Il Governo sarebbe pronto ad utilizzare il “golden power”, lo strumento con cui è possibile recedere da contratti già firmati senza pagare penali, perché riguardanti strutture considerate strategiche per il Paese.

In ballo c’è infatti la nuova rete 5G sulla quale, nei prossimi anni, passeranno tutte le comunicazioni e i dati degli italiani: non fornirà solo una più veloce connessione Internet, ma sarà in grado di interconnettere automobili senza guidatore, università, ospedali, televisioni.

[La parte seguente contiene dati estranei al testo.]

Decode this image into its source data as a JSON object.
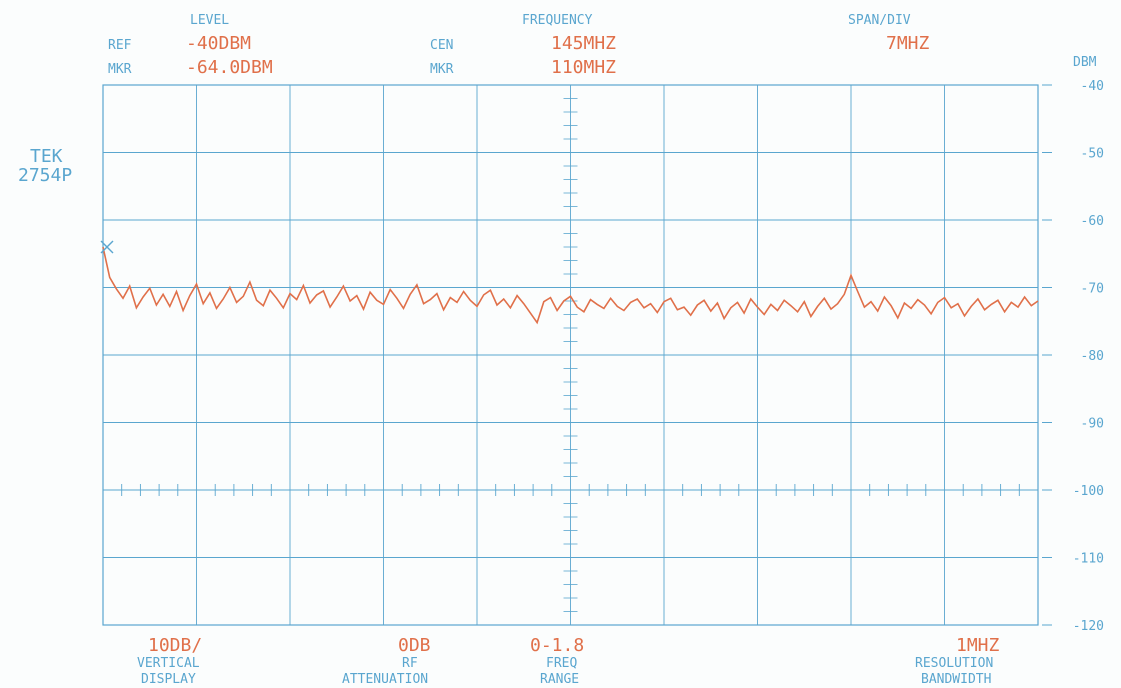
{
  "header": {
    "level_label": "LEVEL",
    "frequency_label": "FREQUENCY",
    "span_label": "SPAN/DIV",
    "ref_label": "REF",
    "ref_value": "-40DBM",
    "mkr_level_label": "MKR",
    "mkr_level_value": "-64.0DBM",
    "cen_label": "CEN",
    "cen_value": "145MHZ",
    "mkr_freq_label": "MKR",
    "mkr_freq_value": "110MHZ",
    "span_value": "7MHZ"
  },
  "instrument": {
    "line1": "TEK",
    "line2": "2754P"
  },
  "footer": {
    "vertical_value": "10DB/",
    "vertical_label1": "VERTICAL",
    "vertical_label2": "DISPLAY",
    "atten_value": "0DB",
    "atten_label1": "RF",
    "atten_label2": "ATTENUATION",
    "range_value": "0-1.8",
    "range_label1": "FREQ",
    "range_label2": "RANGE",
    "rbw_value": "1MHZ",
    "rbw_label1": "RESOLUTION",
    "rbw_label2": "BANDWIDTH"
  },
  "colors": {
    "grid": "#5aa6cf",
    "trace": "#e0704a",
    "background": "#fbfdfd"
  },
  "chart_data": {
    "type": "line",
    "ylabel": "DBM",
    "ylim": [
      -120,
      -40
    ],
    "y_ticks": [
      "-40",
      "-50",
      "-60",
      "-70",
      "-80",
      "-90",
      "-100",
      "-110",
      "-120"
    ],
    "xlim": [
      110,
      180
    ],
    "x_unit": "MHZ",
    "grid": true,
    "marker": {
      "x": 110,
      "y": -64.0
    },
    "series": [
      {
        "values_x": [
          110,
          110.5,
          111,
          111.5,
          112,
          112.5,
          113,
          113.5,
          114,
          114.5,
          115,
          115.5,
          116,
          116.5,
          117,
          117.5,
          118,
          118.5,
          119,
          119.5,
          120,
          120.5,
          121,
          121.5,
          122,
          122.5,
          123,
          123.5,
          124,
          124.5,
          125,
          125.5,
          126,
          126.5,
          127,
          127.5,
          128,
          128.5,
          129,
          129.5,
          130,
          130.5,
          131,
          131.5,
          132,
          132.5,
          133,
          133.5,
          134,
          134.5,
          135,
          135.5,
          136,
          136.5,
          137,
          137.5,
          138,
          138.5,
          139,
          139.5,
          140,
          140.5,
          141,
          141.5,
          142,
          142.5,
          143,
          143.5,
          144,
          144.5,
          145,
          145.5,
          146,
          146.5,
          147,
          147.5,
          148,
          148.5,
          149,
          149.5,
          150,
          150.5,
          151,
          151.5,
          152,
          152.5,
          153,
          153.5,
          154,
          154.5,
          155,
          155.5,
          156,
          156.5,
          157,
          157.5,
          158,
          158.5,
          159,
          159.5,
          160,
          160.5,
          161,
          161.5,
          162,
          162.5,
          163,
          163.5,
          164,
          164.5,
          165,
          165.5,
          166,
          166.5,
          167,
          167.5,
          168,
          168.5,
          169,
          169.5,
          170,
          170.5,
          171,
          171.5,
          172,
          172.5,
          173,
          173.5,
          174,
          174.5,
          175,
          175.5,
          176,
          176.5,
          177,
          177.5,
          178,
          178.5,
          179,
          179.5,
          180
        ],
        "values_y": [
          -64.0,
          -68.5,
          -70.2,
          -71.6,
          -69.8,
          -73.0,
          -71.4,
          -70.1,
          -72.6,
          -71.0,
          -72.8,
          -70.6,
          -73.4,
          -71.2,
          -69.5,
          -72.4,
          -70.8,
          -73.1,
          -71.7,
          -70.0,
          -72.2,
          -71.3,
          -69.2,
          -71.9,
          -72.7,
          -70.4,
          -71.6,
          -73.0,
          -70.9,
          -71.8,
          -69.7,
          -72.3,
          -71.1,
          -70.5,
          -72.9,
          -71.4,
          -69.8,
          -72.0,
          -71.2,
          -73.2,
          -70.7,
          -71.9,
          -72.5,
          -70.3,
          -71.6,
          -73.1,
          -71.0,
          -69.6,
          -72.4,
          -71.8,
          -70.9,
          -73.3,
          -71.5,
          -72.2,
          -70.6,
          -71.9,
          -72.8,
          -71.1,
          -70.4,
          -72.6,
          -71.7,
          -73.0,
          -71.2,
          -72.4,
          -73.8,
          -75.2,
          -72.1,
          -71.5,
          -73.4,
          -72.0,
          -71.3,
          -72.9,
          -73.6,
          -71.8,
          -72.5,
          -73.1,
          -71.6,
          -72.8,
          -73.4,
          -72.2,
          -71.7,
          -73.0,
          -72.4,
          -73.7,
          -72.1,
          -71.6,
          -73.3,
          -72.9,
          -74.1,
          -72.6,
          -71.9,
          -73.5,
          -72.3,
          -74.6,
          -73.0,
          -72.2,
          -73.8,
          -71.7,
          -72.9,
          -74.0,
          -72.5,
          -73.4,
          -71.9,
          -72.7,
          -73.6,
          -72.1,
          -74.3,
          -72.8,
          -71.6,
          -73.2,
          -72.4,
          -71.0,
          -68.2,
          -70.6,
          -72.9,
          -72.1,
          -73.5,
          -71.4,
          -72.7,
          -74.5,
          -72.3,
          -73.1,
          -71.8,
          -72.6,
          -73.9,
          -72.2,
          -71.5,
          -73.0,
          -72.4,
          -74.2,
          -72.8,
          -71.7,
          -73.3,
          -72.5,
          -71.9,
          -73.6,
          -72.2,
          -72.9,
          -71.4,
          -72.7,
          -72.0
        ]
      }
    ]
  }
}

Le preoccupazioni sono partite dagli Stati Uniti e dal suo presidente Trump. La tecnologia 5G – sostengono- potrebbe essere utilizzata da Pechino per ampliare le proprie possibilità di spionaggio e di interferenza nei sistemi di telecomunicazione stranieri, manipolando e sottraendo informazioni e dati sensibili. Un sospetto avvalorato dalle leggi vigenti in Cina, che obbligano le aziende a collaborare con l’intelligence nazionale.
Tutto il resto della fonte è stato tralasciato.